Yes, I know it's April. No, we haven't lost track of the calendar.

My girlfriend is British and has never cooked a Thanksgiving dinner in her life, but my (very American) family is flying out later this year and she's determined to nail it before they walk through the door. So we're doing dry runs. This was attempt #1 and honestly I'm a little worried about how I'm going to top this when the actual holiday rolls around.

The turkey was rubbed with rosemary, thyme, garlic, and butter, then roasted on a bed of onions with halved oranges in the pan. The citrus and drippings made an incredible gravy. Mac and cheese is a three-cheese bake (sharp cheddar, gruyère, parm on top). Stuffing is sausage, sage, and sourdough. Ham got a brown sugar and honey glaze. The pull-apart bread was a last-minute "I saw it on TikTok" addition and might have been the best thing on the table.

She's already taking notes on what to tweak for round two.
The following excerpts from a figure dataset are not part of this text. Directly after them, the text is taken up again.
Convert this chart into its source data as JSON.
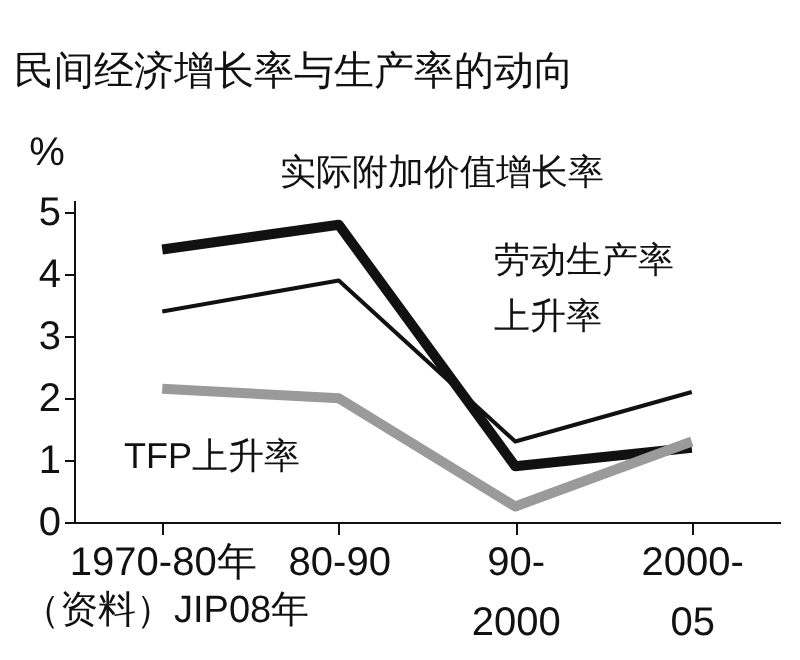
{
  "chart_data": {
    "type": "line",
    "title": "民间经济增长率与生产率的动向",
    "ylabel": "%",
    "categories": [
      "1970-80年",
      "80-90",
      "90-\n2000",
      "2000-\n05"
    ],
    "series": [
      {
        "name": "实际附加价值增长率",
        "color": "#111111",
        "values": [
          4.4,
          4.8,
          0.9,
          1.2
        ]
      },
      {
        "name": "劳动生产率上升率",
        "color": "#111111",
        "values": [
          3.4,
          3.9,
          1.3,
          2.1
        ]
      },
      {
        "name": "TFP上升率",
        "color": "#9a9a9a",
        "values": [
          2.15,
          2.0,
          0.25,
          1.3
        ]
      }
    ],
    "ylim": [
      0,
      5.2
    ],
    "yticks": [
      0,
      1,
      2,
      3,
      4,
      5
    ],
    "marker": "none",
    "line_style": "solid",
    "annotations": [
      "（资料）JIP08年"
    ]
  }
}
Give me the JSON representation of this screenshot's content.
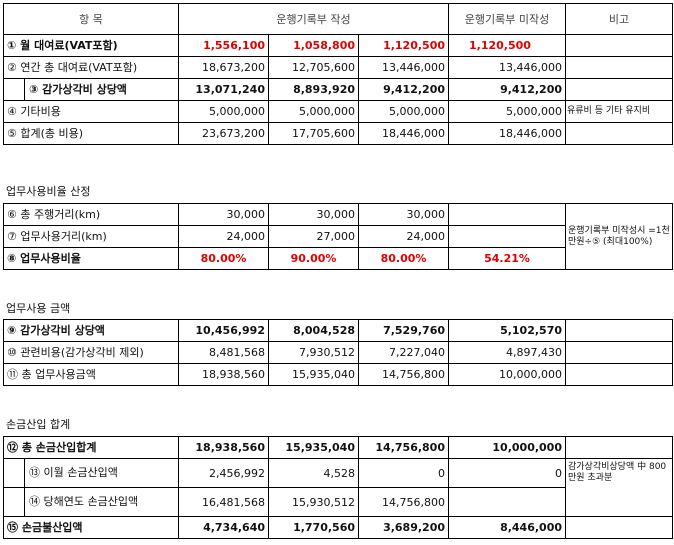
{
  "header": {
    "item": "항      목",
    "written": "운행기록부 작성",
    "not_written": "운행기록부 미작성",
    "remark": "비고"
  },
  "table1": [
    {
      "label": "① 월 대여료(VAT포함)",
      "vals": [
        "1,556,100",
        "1,058,800",
        "1,120,500",
        "1,120,500"
      ],
      "style": "red",
      "note": ""
    },
    {
      "label": "② 연간 총 대여료(VAT포함)",
      "vals": [
        "18,673,200",
        "12,705,600",
        "13,446,000",
        "13,446,000"
      ],
      "style": "",
      "note": ""
    },
    {
      "label": "③ 감가상각비 상당액",
      "vals": [
        "13,071,240",
        "8,893,920",
        "9,412,200",
        "9,412,200"
      ],
      "style": "bold",
      "note": ""
    },
    {
      "label": "④ 기타비용",
      "vals": [
        "5,000,000",
        "5,000,000",
        "5,000,000",
        "5,000,000"
      ],
      "style": "",
      "note": "유류비 등 기타 유지비"
    },
    {
      "label": "⑤ 합계(총 비용)",
      "vals": [
        "23,673,200",
        "17,705,600",
        "18,446,000",
        "18,446,000"
      ],
      "style": "",
      "note": ""
    }
  ],
  "section2_title": "업무사용비율 산정",
  "table2": [
    {
      "label": "⑥ 총 주행거리(km)",
      "vals": [
        "30,000",
        "30,000",
        "30,000",
        ""
      ]
    },
    {
      "label": "⑦ 업무사용거리(km)",
      "vals": [
        "24,000",
        "27,000",
        "24,000",
        ""
      ]
    },
    {
      "label": "⑧ 업무사용비율",
      "vals": [
        "80.00%",
        "90.00%",
        "80.00%",
        "54.21%"
      ]
    }
  ],
  "table2_note": "운행기록부 미작성시 =1천만원÷⑤ (최대100%)",
  "section3_title": "업무사용 금액",
  "table3": [
    {
      "label": "⑨ 감가상각비 상당액",
      "vals": [
        "10,456,992",
        "8,004,528",
        "7,529,760",
        "5,102,570"
      ],
      "style": "bold"
    },
    {
      "label": "⑩ 관련비용(감가상각비 제외)",
      "vals": [
        "8,481,568",
        "7,930,512",
        "7,227,040",
        "4,897,430"
      ],
      "style": ""
    },
    {
      "label": "⑪ 총 업무사용금액",
      "vals": [
        "18,938,560",
        "15,935,040",
        "14,756,800",
        "10,000,000"
      ],
      "style": ""
    }
  ],
  "section4_title": "손금산입 합계",
  "table4": [
    {
      "label": "⑫ 총 손금산입합계",
      "vals": [
        "18,938,560",
        "15,935,040",
        "14,756,800",
        "10,000,000"
      ],
      "style": "bold",
      "indent": false
    },
    {
      "label": "⑬ 이월 손금산입액",
      "vals": [
        "2,456,992",
        "4,528",
        "0",
        "0"
      ],
      "style": "",
      "indent": true
    },
    {
      "label": "⑭ 당해연도 손금산입액",
      "vals": [
        "16,481,568",
        "15,930,512",
        "14,756,800",
        ""
      ],
      "style": "",
      "indent": true
    },
    {
      "label": "⑮ 손금불산입액",
      "vals": [
        "4,734,640",
        "1,770,560",
        "3,689,200",
        "8,446,000"
      ],
      "style": "bold",
      "indent": false
    }
  ],
  "table4_note": "감가상각비상당액 中 800만원 초과분"
}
I am simply taking naps.

by Ok-Recording-5616

9 Comments

  1. Bearspoole

    I love this! Personally I would have tested out 1 or 2 dishes at a time for regular dinners before going for everything at once! But I love the determination!

  2. Narrow_Fix_191

    Wow..sorry I lost my invite in mail….looks so yummy

  3. queenofcaffeine76

    No need to top it, at least not this year. Just stick with these recipes and make them a few times to fine-tune them. This looks amazing. If you want to up the ante, though, I suggest adding a pumpkin cheesecake.

  4. Something I do to prep for my Thanksgiving dinners is go apple picking around September or October. We get to eat fresh seasonal apples up until Thanksgiving and then before the apples get mealy, we turn the apple flesh into pie/pastry filling and turn the cores and skins onto cider.

    The cider is then used for the cranberry sauce as well.

  5. wickednyx

    She nailed it !!! Maybe add some green bean casserole

  6. DarkwingDuckHunt

    marry her.

    if you don’t I will, I’m not messing around.